2018 M03 20
Enchanté, Kung-Fu Kenny. C’est le 14 avril 2017, date de sortie officielle de "DAMN", que les présentations sont faites. Depuis quinze jours le morceau Humble est déjà un succès planétaire puisque tout le monde s’extasie devant le clip et s’égosille à chanter : « Be Humble ! Sit Down ! » L’album est tellement dense et tortueux que plusieurs théories font surface : la plus connue étant qu'il raconterait une histoire différente suivant son sens de lecture, mais aussi qu’un second album devrait sortir dans les jours à venir pour finaliser le projet. Au cœur de tout cet engouement, on en arriverait presque à oublier que Kendrick Lamar s’était présenté sous son nouveau nom quelques jours plus tôt: Kung-Fu Kenny, « un maitre dans sa discipline avec toutes les techniques pour écrire des chansons ».
Kung Fu Kenny.
— Kendrick Lamar (@kendricklamar) 31 mars 2017
DAMN marque l’arrivée d’un tout nouvel état d’esprit pour Kendrick Lamar. Débute alors une phase de transition vers le point le plus culminant de son art, celui où il emploiera ses techniques les plus acérées pour détruire la concurrence : « Je veux avoir la meilleure plume, n’importe qui présent sur le morceau, je veux le détruire, peu importe qui il est, que ce soit par les schémas de rimes, par les métaphores, les _punchlines ou les jeux de mots_.” Derrière le mot « art » il compte bien rajouter « martial » et ce changement passe par l’arrivée d’une esthétique très marquée années 1970. Dans les vêtements déjà, mais aussi et surtout dans le jeu de scène. Sa prestation au festival Coachella était ainsi l’occasion de voir pour la première fois The damn legend of Kung Fu Kenny, un court-métrage résolument rétro où l’on voit Kendrick enchaîner toute une panoplie de coups avant de se mettre en quête de la lumière.
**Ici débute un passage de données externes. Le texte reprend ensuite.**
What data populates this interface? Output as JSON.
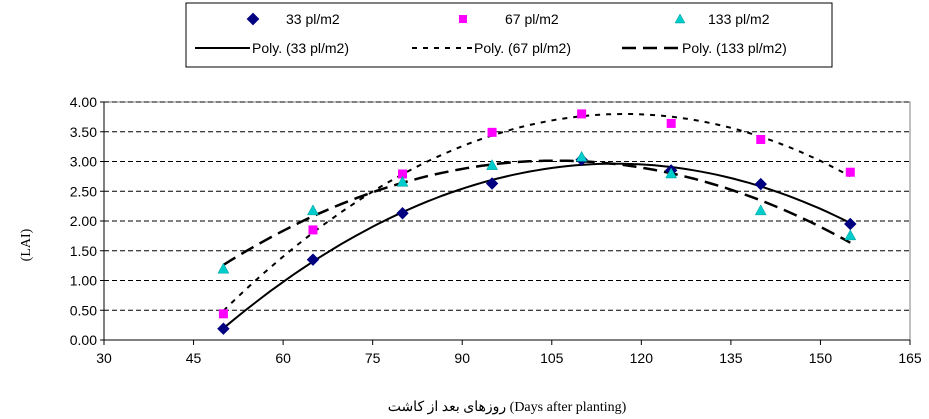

La discipline comme seul maître. En adoptant son nouveau patronyme, Kendrick ne fait que poursuivre une tradition remontant aux débuts du hip-hop. Sans partir dans des explications interminables, il faut s’imaginer que ce mouvement musical prend ses racines dans le bitume new-yorkais. Comme une image rémanente de la classe ouvrière des années 1970, le hip-hop porte en lui les souvenirs de cette jeunesse élevée devant les films d’action hongkongais qui passaient en boucle dans les salles de cinéma et à la télévision. Ces films à moindres coûts faisaient le bonheur des enfants afro-américains en leur proposant pour la première fois des héros qui, comme Bruce Lee, n’étaient pas blancs et combattaient contre l’injustice de l’État. Selon Adisa Banjoko et Joseph Schloss, c’est aussi l’arrivée d’un nouveau modèle d’apprentissage, affranchi de toutes contraintes économiques : il fallait seulement être discipliné et travailler. Dans les films de kung-fu, les protagonistes apprennent d’un maître et pratiquent de manière obsessionnelle pour développer de nouveaux styles.
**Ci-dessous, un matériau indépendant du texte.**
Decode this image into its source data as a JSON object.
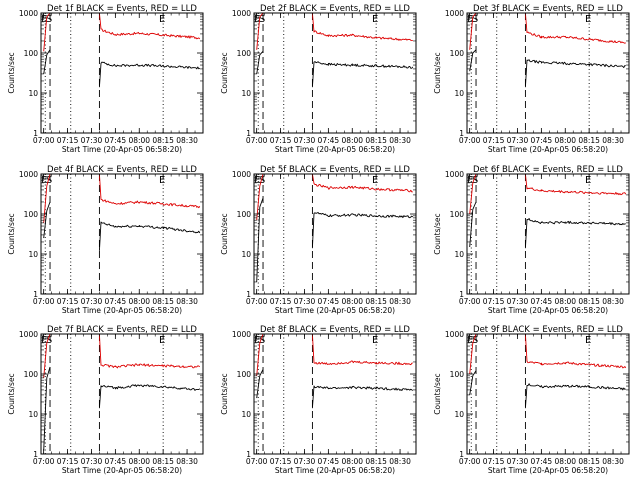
{
  "chart_data": [
    {
      "type": "line",
      "title": "Det 1f BLACK = Events, RED = LLD",
      "xlabel": "Start Time (20-Apr-05 06:58:20)",
      "ylabel": "Counts/sec",
      "x_tick_labels": [
        "07:00",
        "07:15",
        "07:30",
        "07:45",
        "08:00",
        "08:15",
        "08:30"
      ],
      "y_tick_labels": [
        "1",
        "10",
        "100",
        "1000"
      ],
      "yscale": "log",
      "ylim": [
        1,
        1000
      ],
      "xlim": [
        "06:58:20",
        "08:40"
      ],
      "markers": [
        {
          "label": "E",
          "time": "07:01",
          "style": "dotted"
        },
        {
          "label": "S",
          "time": "07:04",
          "style": "dashed"
        },
        {
          "label": "",
          "time": "07:17",
          "style": "dotted"
        },
        {
          "label": "",
          "time": "07:35",
          "style": "dashed"
        },
        {
          "label": "E",
          "time": "08:15",
          "style": "dotted"
        }
      ],
      "series": [
        {
          "name": "RED",
          "color": "#dd0000",
          "x": [
            "07:00",
            "07:02",
            "07:04",
            "07:35",
            "07:36",
            "07:45",
            "08:00",
            "08:15",
            "08:38"
          ],
          "values": [
            110,
            800,
            1000,
            1000,
            380,
            290,
            310,
            280,
            240
          ]
        },
        {
          "name": "BLACK",
          "color": "#000000",
          "x": [
            "07:00",
            "07:02",
            "07:04",
            "07:35",
            "07:36",
            "07:45",
            "08:00",
            "08:15",
            "08:38"
          ],
          "values": [
            30,
            90,
            120,
            14,
            58,
            48,
            50,
            47,
            42
          ]
        }
      ]
    },
    {
      "type": "line",
      "title": "Det 2f BLACK = Events, RED = LLD",
      "xlabel": "Start Time (20-Apr-05 06:58:20)",
      "ylabel": "Counts/sec",
      "x_tick_labels": [
        "07:00",
        "07:15",
        "07:30",
        "07:45",
        "08:00",
        "08:15",
        "08:30"
      ],
      "y_tick_labels": [
        "1",
        "10",
        "100",
        "1000"
      ],
      "yscale": "log",
      "ylim": [
        1,
        1000
      ],
      "xlim": [
        "06:58:20",
        "08:40"
      ],
      "markers": [
        {
          "label": "E",
          "time": "07:01",
          "style": "dotted"
        },
        {
          "label": "S",
          "time": "07:04",
          "style": "dashed"
        },
        {
          "label": "",
          "time": "07:17",
          "style": "dotted"
        },
        {
          "label": "",
          "time": "07:35",
          "style": "dashed"
        },
        {
          "label": "E",
          "time": "08:15",
          "style": "dotted"
        }
      ],
      "series": [
        {
          "name": "RED",
          "color": "#dd0000",
          "x": [
            "07:00",
            "07:02",
            "07:04",
            "07:35",
            "07:36",
            "07:45",
            "08:00",
            "08:15",
            "08:38"
          ],
          "values": [
            120,
            800,
            1000,
            1000,
            350,
            270,
            280,
            240,
            210
          ]
        },
        {
          "name": "BLACK",
          "color": "#000000",
          "x": [
            "07:00",
            "07:02",
            "07:04",
            "07:35",
            "07:36",
            "07:45",
            "08:00",
            "08:15",
            "08:38"
          ],
          "values": [
            30,
            90,
            110,
            14,
            60,
            52,
            50,
            48,
            44
          ]
        }
      ]
    },
    {
      "type": "line",
      "title": "Det 3f BLACK = Events, RED = LLD",
      "xlabel": "Start Time (20-Apr-05 06:58:20)",
      "ylabel": "Counts/sec",
      "x_tick_labels": [
        "07:00",
        "07:15",
        "07:30",
        "07:45",
        "08:00",
        "08:15",
        "08:30"
      ],
      "y_tick_labels": [
        "1",
        "10",
        "100",
        "1000"
      ],
      "yscale": "log",
      "ylim": [
        1,
        1000
      ],
      "xlim": [
        "06:58:20",
        "08:40"
      ],
      "markers": [
        {
          "label": "E",
          "time": "07:01",
          "style": "dotted"
        },
        {
          "label": "S",
          "time": "07:04",
          "style": "dashed"
        },
        {
          "label": "",
          "time": "07:17",
          "style": "dotted"
        },
        {
          "label": "",
          "time": "07:35",
          "style": "dashed"
        },
        {
          "label": "E",
          "time": "08:15",
          "style": "dotted"
        }
      ],
      "series": [
        {
          "name": "RED",
          "color": "#dd0000",
          "x": [
            "07:00",
            "07:02",
            "07:04",
            "07:35",
            "07:36",
            "07:45",
            "08:00",
            "08:15",
            "08:38"
          ],
          "values": [
            120,
            800,
            1000,
            1000,
            330,
            250,
            250,
            220,
            180
          ]
        },
        {
          "name": "BLACK",
          "color": "#000000",
          "x": [
            "07:00",
            "07:02",
            "07:04",
            "07:35",
            "07:36",
            "07:45",
            "08:00",
            "08:15",
            "08:38"
          ],
          "values": [
            35,
            100,
            120,
            14,
            65,
            58,
            55,
            52,
            45
          ]
        }
      ]
    },
    {
      "type": "line",
      "title": "Det 4f BLACK = Events, RED = LLD",
      "xlabel": "Start Time (20-Apr-05 06:58:20)",
      "ylabel": "Counts/sec",
      "x_tick_labels": [
        "07:00",
        "07:15",
        "07:30",
        "07:45",
        "08:00",
        "08:15",
        "08:30"
      ],
      "y_tick_labels": [
        "1",
        "10",
        "100",
        "1000"
      ],
      "yscale": "log",
      "ylim": [
        1,
        1000
      ],
      "xlim": [
        "06:58:20",
        "08:40"
      ],
      "markers": [
        {
          "label": "E",
          "time": "07:01",
          "style": "dotted"
        },
        {
          "label": "S",
          "time": "07:04",
          "style": "dashed"
        },
        {
          "label": "",
          "time": "07:17",
          "style": "dotted"
        },
        {
          "label": "",
          "time": "07:35",
          "style": "dashed"
        },
        {
          "label": "E",
          "time": "08:15",
          "style": "dotted"
        }
      ],
      "series": [
        {
          "name": "RED",
          "color": "#dd0000",
          "x": [
            "07:00",
            "07:02",
            "07:04",
            "07:35",
            "07:36",
            "07:45",
            "08:00",
            "08:15",
            "08:38"
          ],
          "values": [
            60,
            500,
            1000,
            1000,
            230,
            180,
            200,
            180,
            150
          ]
        },
        {
          "name": "BLACK",
          "color": "#000000",
          "x": [
            "07:00",
            "07:02",
            "07:04",
            "07:35",
            "07:36",
            "07:45",
            "08:00",
            "08:15",
            "08:38"
          ],
          "values": [
            25,
            120,
            200,
            12,
            60,
            48,
            50,
            45,
            35
          ]
        }
      ]
    },
    {
      "type": "line",
      "title": "Det 5f BLACK = Events, RED = LLD",
      "xlabel": "Start Time (20-Apr-05 06:58:20)",
      "ylabel": "Counts/sec",
      "x_tick_labels": [
        "07:00",
        "07:15",
        "07:30",
        "07:45",
        "08:00",
        "08:15",
        "08:30"
      ],
      "y_tick_labels": [
        "1",
        "10",
        "100",
        "1000"
      ],
      "yscale": "log",
      "ylim": [
        1,
        1000
      ],
      "xlim": [
        "06:58:20",
        "08:40"
      ],
      "markers": [
        {
          "label": "E",
          "time": "07:01",
          "style": "dotted"
        },
        {
          "label": "S",
          "time": "07:04",
          "style": "dashed"
        },
        {
          "label": "",
          "time": "07:17",
          "style": "dotted"
        },
        {
          "label": "",
          "time": "07:35",
          "style": "dashed"
        },
        {
          "label": "E",
          "time": "08:15",
          "style": "dotted"
        }
      ],
      "series": [
        {
          "name": "RED",
          "color": "#dd0000",
          "x": [
            "07:00",
            "07:02",
            "07:04",
            "07:35",
            "07:36",
            "07:45",
            "08:00",
            "08:15",
            "08:38"
          ],
          "values": [
            70,
            500,
            1000,
            1000,
            550,
            450,
            470,
            420,
            380
          ]
        },
        {
          "name": "BLACK",
          "color": "#000000",
          "x": [
            "07:00",
            "07:02",
            "07:04",
            "07:35",
            "07:36",
            "07:45",
            "08:00",
            "08:15",
            "08:38"
          ],
          "values": [
            2,
            150,
            250,
            14,
            110,
            90,
            95,
            90,
            85
          ]
        }
      ]
    },
    {
      "type": "line",
      "title": "Det 6f BLACK = Events, RED = LLD",
      "xlabel": "Start Time (20-Apr-05 06:58:20)",
      "ylabel": "Counts/sec",
      "x_tick_labels": [
        "07:00",
        "07:15",
        "07:30",
        "07:45",
        "08:00",
        "08:15",
        "08:30"
      ],
      "y_tick_labels": [
        "1",
        "10",
        "100",
        "1000"
      ],
      "yscale": "log",
      "ylim": [
        1,
        1000
      ],
      "xlim": [
        "06:58:20",
        "08:40"
      ],
      "markers": [
        {
          "label": "E",
          "time": "07:01",
          "style": "dotted"
        },
        {
          "label": "S",
          "time": "07:04",
          "style": "dashed"
        },
        {
          "label": "",
          "time": "07:17",
          "style": "dotted"
        },
        {
          "label": "",
          "time": "07:35",
          "style": "dashed"
        },
        {
          "label": "E",
          "time": "08:15",
          "style": "dotted"
        }
      ],
      "series": [
        {
          "name": "RED",
          "color": "#dd0000",
          "x": [
            "07:00",
            "07:02",
            "07:04",
            "07:35",
            "07:36",
            "07:45",
            "08:00",
            "08:15",
            "08:38"
          ],
          "values": [
            100,
            600,
            1000,
            1000,
            450,
            380,
            360,
            340,
            320
          ]
        },
        {
          "name": "BLACK",
          "color": "#000000",
          "x": [
            "07:00",
            "07:02",
            "07:04",
            "07:35",
            "07:36",
            "07:45",
            "08:00",
            "08:15",
            "08:38"
          ],
          "values": [
            15,
            130,
            200,
            14,
            75,
            60,
            62,
            60,
            55
          ]
        }
      ]
    },
    {
      "type": "line",
      "title": "Det 7f BLACK = Events, RED = LLD",
      "xlabel": "Start Time (20-Apr-05 06:58:20)",
      "ylabel": "Counts/sec",
      "x_tick_labels": [
        "07:00",
        "07:15",
        "07:30",
        "07:45",
        "08:00",
        "08:15",
        "08:30"
      ],
      "y_tick_labels": [
        "1",
        "10",
        "100",
        "1000"
      ],
      "yscale": "log",
      "ylim": [
        1,
        1000
      ],
      "xlim": [
        "06:58:20",
        "08:40"
      ],
      "markers": [
        {
          "label": "E",
          "time": "07:01",
          "style": "dotted"
        },
        {
          "label": "S",
          "time": "07:04",
          "style": "dashed"
        },
        {
          "label": "",
          "time": "07:17",
          "style": "dotted"
        },
        {
          "label": "",
          "time": "07:35",
          "style": "dashed"
        },
        {
          "label": "E",
          "time": "08:15",
          "style": "dotted"
        }
      ],
      "series": [
        {
          "name": "RED",
          "color": "#dd0000",
          "x": [
            "07:00",
            "07:02",
            "07:04",
            "07:35",
            "07:36",
            "07:45",
            "08:00",
            "08:15",
            "08:38"
          ],
          "values": [
            80,
            600,
            1000,
            1000,
            170,
            150,
            170,
            160,
            150
          ]
        },
        {
          "name": "BLACK",
          "color": "#000000",
          "x": [
            "07:00",
            "07:02",
            "07:04",
            "07:35",
            "07:36",
            "07:45",
            "08:00",
            "08:15",
            "08:38"
          ],
          "values": [
            1.2,
            80,
            150,
            14,
            50,
            45,
            52,
            48,
            40
          ]
        }
      ]
    },
    {
      "type": "line",
      "title": "Det 8f BLACK = Events, RED = LLD",
      "xlabel": "Start Time (20-Apr-05 06:58:20)",
      "ylabel": "Counts/sec",
      "x_tick_labels": [
        "07:00",
        "07:15",
        "07:30",
        "07:45",
        "08:00",
        "08:15",
        "08:30"
      ],
      "y_tick_labels": [
        "1",
        "10",
        "100",
        "1000"
      ],
      "yscale": "log",
      "ylim": [
        1,
        1000
      ],
      "xlim": [
        "06:58:20",
        "08:40"
      ],
      "markers": [
        {
          "label": "E",
          "time": "07:01",
          "style": "dotted"
        },
        {
          "label": "S",
          "time": "07:04",
          "style": "dashed"
        },
        {
          "label": "",
          "time": "07:17",
          "style": "dotted"
        },
        {
          "label": "",
          "time": "07:35",
          "style": "dashed"
        },
        {
          "label": "E",
          "time": "08:15",
          "style": "dotted"
        }
      ],
      "series": [
        {
          "name": "RED",
          "color": "#dd0000",
          "x": [
            "07:00",
            "07:02",
            "07:04",
            "07:35",
            "07:36",
            "07:45",
            "08:00",
            "08:15",
            "08:38"
          ],
          "values": [
            90,
            600,
            1000,
            1000,
            190,
            180,
            200,
            190,
            180
          ]
        },
        {
          "name": "BLACK",
          "color": "#000000",
          "x": [
            "07:00",
            "07:02",
            "07:04",
            "07:35",
            "07:36",
            "07:45",
            "08:00",
            "08:15",
            "08:38"
          ],
          "values": [
            25,
            90,
            130,
            14,
            48,
            44,
            46,
            44,
            40
          ]
        }
      ]
    },
    {
      "type": "line",
      "title": "Det 9f BLACK = Events, RED = LLD",
      "xlabel": "Start Time (20-Apr-05 06:58:20)",
      "ylabel": "Counts/sec",
      "x_tick_labels": [
        "07:00",
        "07:15",
        "07:30",
        "07:45",
        "08:00",
        "08:15",
        "08:30"
      ],
      "y_tick_labels": [
        "1",
        "10",
        "100",
        "1000"
      ],
      "yscale": "log",
      "ylim": [
        1,
        1000
      ],
      "xlim": [
        "06:58:20",
        "08:40"
      ],
      "markers": [
        {
          "label": "E",
          "time": "07:01",
          "style": "dotted"
        },
        {
          "label": "S",
          "time": "07:04",
          "style": "dashed"
        },
        {
          "label": "",
          "time": "07:17",
          "style": "dotted"
        },
        {
          "label": "",
          "time": "07:35",
          "style": "dashed"
        },
        {
          "label": "E",
          "time": "08:15",
          "style": "dotted"
        }
      ],
      "series": [
        {
          "name": "RED",
          "color": "#dd0000",
          "x": [
            "07:00",
            "07:02",
            "07:04",
            "07:35",
            "07:36",
            "07:45",
            "08:00",
            "08:15",
            "08:38"
          ],
          "values": [
            100,
            600,
            1000,
            1000,
            200,
            180,
            190,
            170,
            150
          ]
        },
        {
          "name": "BLACK",
          "color": "#000000",
          "x": [
            "07:00",
            "07:02",
            "07:04",
            "07:35",
            "07:36",
            "07:45",
            "08:00",
            "08:15",
            "08:38"
          ],
          "values": [
            30,
            90,
            120,
            14,
            55,
            48,
            50,
            48,
            42
          ]
        }
      ]
    }
  ]
}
Et puisque ces films étaient ancrés dans le quotidien des enfants de l’époque, ils ont fini par grandir en voulant adopter ce modèle de self-made men à la fois humbles et disciplinés, et pour qui l’apprentissage est la pierre angulaire du développement personnel. Bien sûr, l’exemple le plus probant est l’album du Wu-Tang « Enter The Wu-Tang (36 Chambers) », enregistré en référence au film La 36e chambre de Shaolin.
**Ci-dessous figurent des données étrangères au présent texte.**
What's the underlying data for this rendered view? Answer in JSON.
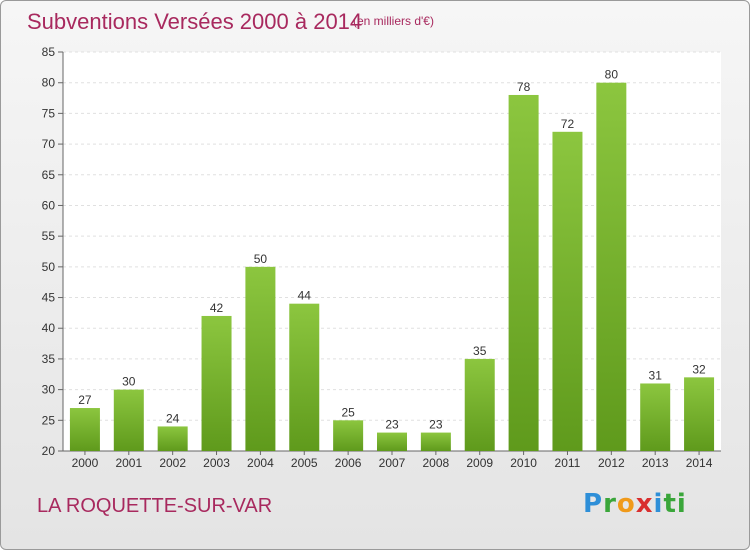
{
  "title": "Subventions Versées 2000 à 2014",
  "subtitle": "(en milliers d'€)",
  "place": "LA ROQUETTE-SUR-VAR",
  "logo": "Proxiti",
  "colors": {
    "bar": "#8cc63f",
    "bar_dark": "#5f9a1c",
    "title": "#a8295e"
  },
  "chart_data": {
    "type": "bar",
    "categories": [
      "2000",
      "2001",
      "2002",
      "2003",
      "2004",
      "2005",
      "2006",
      "2007",
      "2008",
      "2009",
      "2010",
      "2011",
      "2012",
      "2013",
      "2014"
    ],
    "values": [
      27,
      30,
      24,
      42,
      50,
      44,
      25,
      23,
      23,
      35,
      78,
      72,
      80,
      31,
      32
    ],
    "ylim": [
      20,
      85
    ],
    "yticks": [
      20,
      25,
      30,
      35,
      40,
      45,
      50,
      55,
      60,
      65,
      70,
      75,
      80,
      85
    ],
    "grid": true
  }
}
Chacun ses influences. Malgré tout, Kendrick reste plus jeune que les rappeurs du Wu-Tang, du coup ses influences sont plus contemporaines. Pour Kung Fu Kenny, il a avoué s’être inspiré du personnage de Kenny joué par Don Cheadle dans le film Rush Hour 2. Un peu moins classe que les films des années 1970 comme référence, mais pour aller jusqu’au bout de son idée Kendrick a invité l’acteur dans le clip de DNA où il joue l’un des rôles principaux. En prenant cette histoire en compte, le clip prend une tout autre tournure. En tout cas, Don Cheadle était tellement impressionné par le rappeur qu’il n’avait même pas fait le rapprochement entre les deux personnages. C’est Kung Fu Kenny lui-même qui a dû lui passer un coup de fil pour qu’il finisse par réaliser.